Personal information
- Full name: Marcelo Fabián Sosa Farías
- Date of birth: 2 June 1978 (age 48)
- Place of birth: Montevideo, Uruguay
- Height: 1.78 m (5 ft 10 in)
- Position: Midfielder

Senior career*
- Years: Team / Apps / (Gls)
- 1996–2003: Danubio / 155 / (17)
- 2004: Spartak Moscow / 8 / (0)
- 2004–2006: Atlético Madrid / 28 / (0)
- 2005–2006: → Osasuna (loan) / 11 / (0)
- 2006: → River Plate (loan) / 2 / (0)
- 2007: Nacional / 22 / (1)
- 2008–2009: Tecos UAG / 35 / (0)
- 2009–2010: Peñarol / 20 / (2)
- 2011–2012: Racing Montevideo / 28 / (1)
- 2012–2013: Danubio / 18 / (0)
- Total:  / 327 / (21)

International career
- 2003–2005: Uruguay / 27 / (2)

= Marcelo Sosa =

Uruguayan footballer (born 1978)

Marcelo Fabián Sosa Farías (born 2 June 1978) is a Uruguayan former footballer who played as a defensive midfielder.

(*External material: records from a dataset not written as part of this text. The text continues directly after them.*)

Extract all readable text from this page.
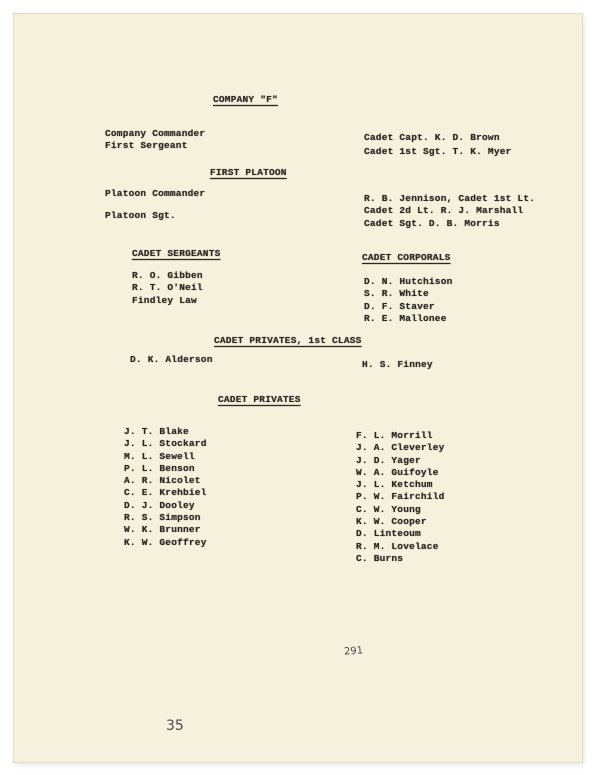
COMPANY "F"
Company Commander
First Sergeant
Cadet Capt. K. D. Brown
Cadet 1st Sgt. T. K. Myer
FIRST PLATOON
Platoon Commander
Platoon Sgt.
R. B. Jennison, Cadet 1st Lt.
Cadet 2d Lt. R. J. Marshall
Cadet Sgt. D. B. Morris
CADET SERGEANTS	CADET CORPORALS
R. O. Gibben
R. T. O'Neil
Findley Law
D. N. Hutchison
S. R. White
D. F. Staver
R. E. Mallonee
CADET PRIVATES, 1st CLASS
D. K. Alderson	H. S. Finney
CADET PRIVATES
J. T. Blake
J. L. Stockard
M. L. Sewell
P. L. Benson
A. R. Nicolet
C. E. Krehbiel
D. J. Dooley
R. S. Simpson
W. K. Brunner
K. W. Geoffrey
F. L. Morrill
J. A. Cleverley
J. D. Yager
W. A. Guifoyle
J. L. Ketchum
P. W. Fairchild
C. W. Young
K. W. Cooper
D. Linteoum
R. M. Lovelace
C. Burns
291
35
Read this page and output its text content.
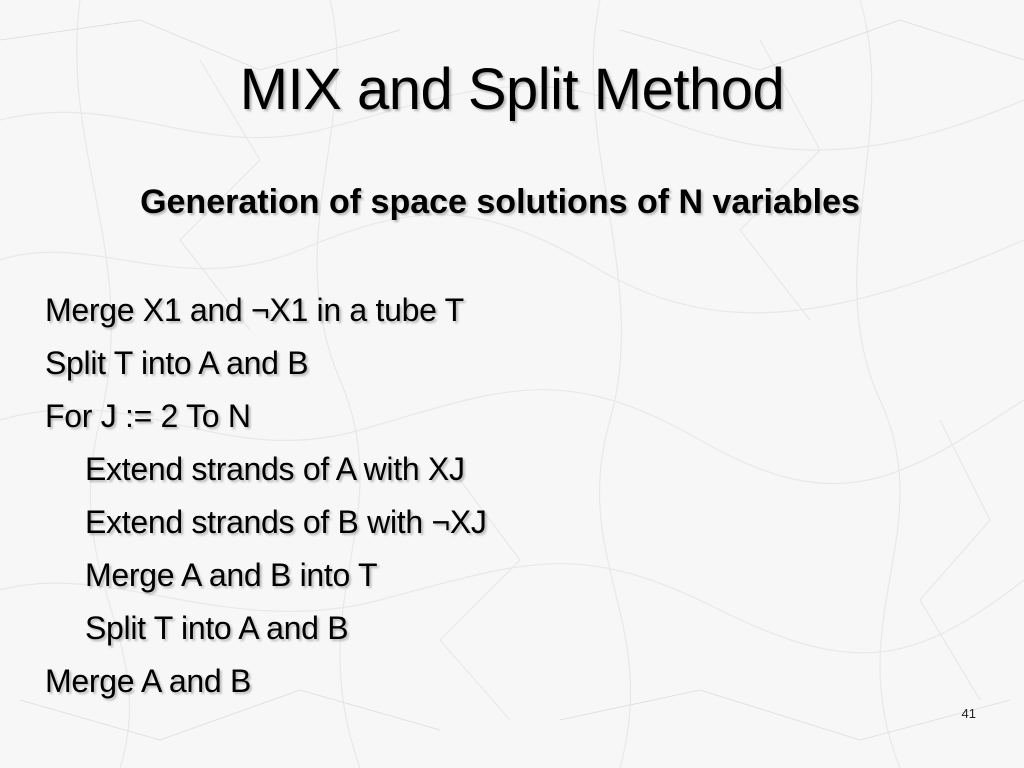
MIX and Split Method
Generation of space solutions of N variables
Merge X1 and ¬X1 in a tube T
Split T into A and B
For J := 2 To N
Extend strands of A with XJ
Extend strands of B with ¬XJ
Merge A and B into T
Split T into A and B
Merge A and B
41
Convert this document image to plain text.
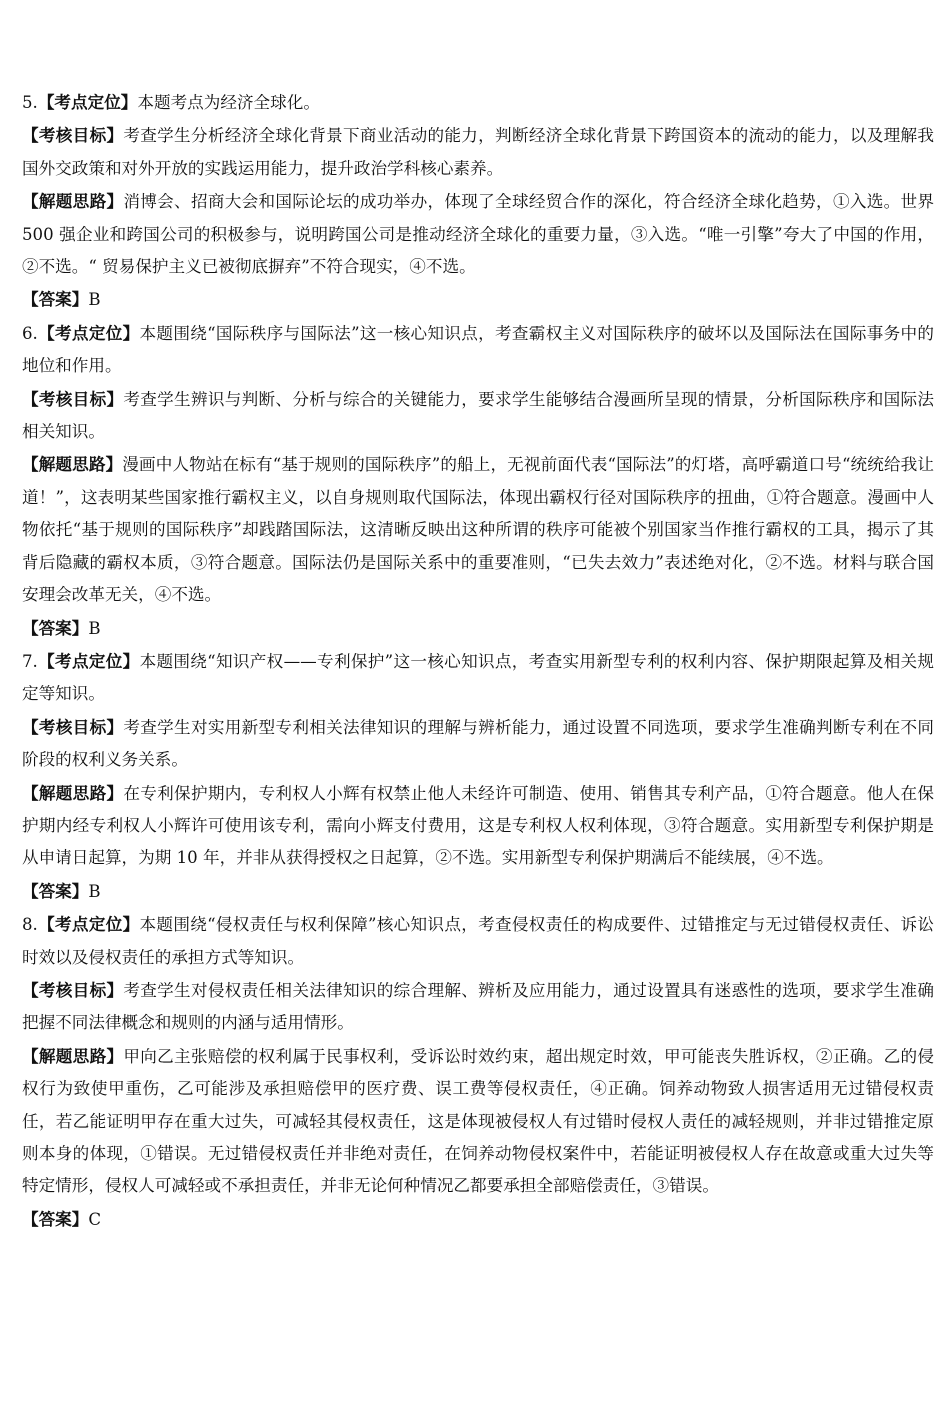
5.【考点定位】本题考点为经济全球化。

【考核目标】考查学生分析经济全球化背景下商业活动的能力，判断经济全球化背景下跨国资本的流动的能力，以及理解我国外交政策和对外开放的实践运用能力，提升政治学科核心素养。

【解题思路】消博会、招商大会和国际论坛的成功举办，体现了全球经贸合作的深化，符合经济全球化趋势，①入选。世界 500 强企业和跨国公司的积极参与，说明跨国公司是推动经济全球化的重要力量，③入选。“唯一引擎”夸大了中国的作用，②不选。“ 贸易保护主义已被彻底摒弃”不符合现实，④不选。

【答案】B

6.【考点定位】本题围绕“国际秩序与国际法”这一核心知识点，考查霸权主义对国际秩序的破坏以及国际法在国际事务中的地位和作用。

【考核目标】考查学生辨识与判断、分析与综合的关键能力，要求学生能够结合漫画所呈现的情景，分析国际秩序和国际法相关知识。

【解题思路】漫画中人物站在标有“基于规则的国际秩序”的船上，无视前面代表“国际法”的灯塔，高呼霸道口号“统统给我让道！”，这表明某些国家推行霸权主义，以自身规则取代国际法，体现出霸权行径对国际秩序的扭曲，①符合题意。漫画中人物依托“基于规则的国际秩序”却践踏国际法，这清晰反映出这种所谓的秩序可能被个别国家当作推行霸权的工具，揭示了其背后隐藏的霸权本质，③符合题意。国际法仍是国际关系中的重要准则，“已失去效力”表述绝对化，②不选。材料与联合国安理会改革无关，④不选。

【答案】B

7.【考点定位】本题围绕“知识产权——专利保护”这一核心知识点，考查实用新型专利的权利内容、保护期限起算及相关规定等知识。

【考核目标】考查学生对实用新型专利相关法律知识的理解与辨析能力，通过设置不同选项，要求学生准确判断专利在不同阶段的权利义务关系。

【解题思路】在专利保护期内，专利权人小辉有权禁止他人未经许可制造、使用、销售其专利产品，①符合题意。他人在保护期内经专利权人小辉许可使用该专利，需向小辉支付费用，这是专利权人权利体现，③符合题意。实用新型专利保护期是从申请日起算，为期 10 年，并非从获得授权之日起算，②不选。实用新型专利保护期满后不能续展，④不选。

【答案】B

8.【考点定位】本题围绕“侵权责任与权利保障”核心知识点，考查侵权责任的构成要件、过错推定与无过错侵权责任、诉讼时效以及侵权责任的承担方式等知识。

【考核目标】考查学生对侵权责任相关法律知识的综合理解、辨析及应用能力，通过设置具有迷惑性的选项，要求学生准确把握不同法律概念和规则的内涵与适用情形。

【解题思路】甲向乙主张赔偿的权利属于民事权利，受诉讼时效约束，超出规定时效，甲可能丧失胜诉权，②正确。乙的侵权行为致使甲重伤，乙可能涉及承担赔偿甲的医疗费、误工费等侵权责任，④正确。饲养动物致人损害适用无过错侵权责任，若乙能证明甲存在重大过失，可减轻其侵权责任，这是体现被侵权人有过错时侵权人责任的减轻规则，并非过错推定原则本身的体现，①错误。无过错侵权责任并非绝对责任，在饲养动物侵权案件中，若能证明被侵权人存在故意或重大过失等特定情形，侵权人可减轻或不承担责任，并非无论何种情况乙都要承担全部赔偿责任，③错误。

【答案】C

His nickname is "Pato" – Spanish for duck – and he played professionally for clubs in five countries.

==Club career==
Born in Montevideo, Sosa started his career at Danubio FC, being a mainstay for several seasons. In January 2004 he joined FC Spartak Moscow on a four-year deal, but only six months later he moved to Atlético Madrid in Spain on a free transfer, signing a three-year link with the La Liga club.

Although he appeared in 28 league games during the campaign, Sosa failed to impress, being loaned to fellow league side CA Osasuna where he was used rarely during the Navarrese's historical season (a fourth place). He added two contests in the UEFA Cup.

After another loan, at Club Atlético River Plate in January 2007, Sosa was allowed to join hometown's Club Nacional de Football on another free transfer, despite still having a six-month contract left with Atlético Madrid. On 7 January 2008, Tecos UAG officially presented him to the Guadalajara-area media.

In the 2009 summer 31-year-old Sosa returned to his country, signing with national powerhouse C.A. Peñarol. In early February 2011 he joined fellow Primera División team Racing Club de Montevideo, on a six-month contract.

==International career==
Having first appeared for Uruguay in 2003, Sosa represented the nation at the 2004 Copa América, playing in all the matches for a final third-place.